En ce qui concerne enfin les problèmes liés au développement, il y a deux manières de concevoir les choses dans nos relations avec le monde. La première est celle du gouvernement hongrois et consiste à ériger un mur de Berlin tout autour du pays. C'est très cher à construire, ce n'est pas totalement hermétique malgré tous les efforts apportés, et c'est quelque part impraticable pour un pays comme la Suisse qui est au milieu de l'Union européenne même s'il n'en fait pas partie. L'autre manière est d'essayer de prendre les problèmes à la base pour en éviter un certain nombre, et de ne pas accroître à l'infini la misère du monde et les différences entre les régions.

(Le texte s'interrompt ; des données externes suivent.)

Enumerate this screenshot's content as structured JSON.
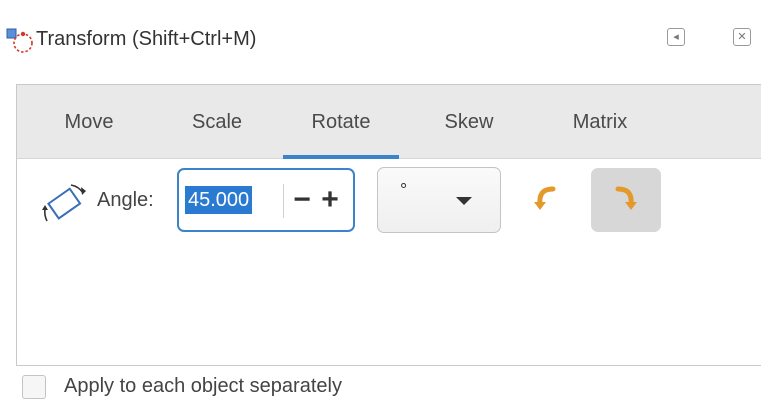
{
  "window": {
    "title": "Transform (Shift+Ctrl+M)",
    "title_icon": "transform-icon",
    "dock_icon": "dock-arrow-icon",
    "close_icon": "close-icon"
  },
  "tabs": [
    {
      "label": "Move",
      "active": false
    },
    {
      "label": "Scale",
      "active": false
    },
    {
      "label": "Rotate",
      "active": true
    },
    {
      "label": "Skew",
      "active": false
    },
    {
      "label": "Matrix",
      "active": false
    }
  ],
  "rotate": {
    "angle_icon": "rotate-object-icon",
    "angle_label": "Angle:",
    "angle_value": "45.000",
    "minus_label": "−",
    "plus_label": "+",
    "unit": "°",
    "ccw_icon": "rotate-counterclockwise-icon",
    "cw_icon": "rotate-clockwise-icon",
    "cw_selected": true
  },
  "options": {
    "apply_each_label": "Apply to each object separately",
    "apply_each_checked": false
  },
  "colors": {
    "accent": "#3b84c9",
    "selection": "#2b7ad1",
    "arrow_orange": "#e39a2b"
  }
}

Si vous êtes considéré comme l'ennemi absolu par le reste de l'humanité, vous contribuez à la naissance d'entités telles que l'organisation "Etat islamique" ou à d'autres choses de ce genre.

Pour donc garder l'espoir, et éviter que l'ensemble du reste du monde ne nous considère comme une espèce d'espace clos et particulièrement haineux face à l'extérieur, il faut aussi préserver l'aide au développement pour ne pas avoir besoin de multiplier par je ne sais quel facteur le budget de l'armée, tout en étant protégé par d'autres pays voisins.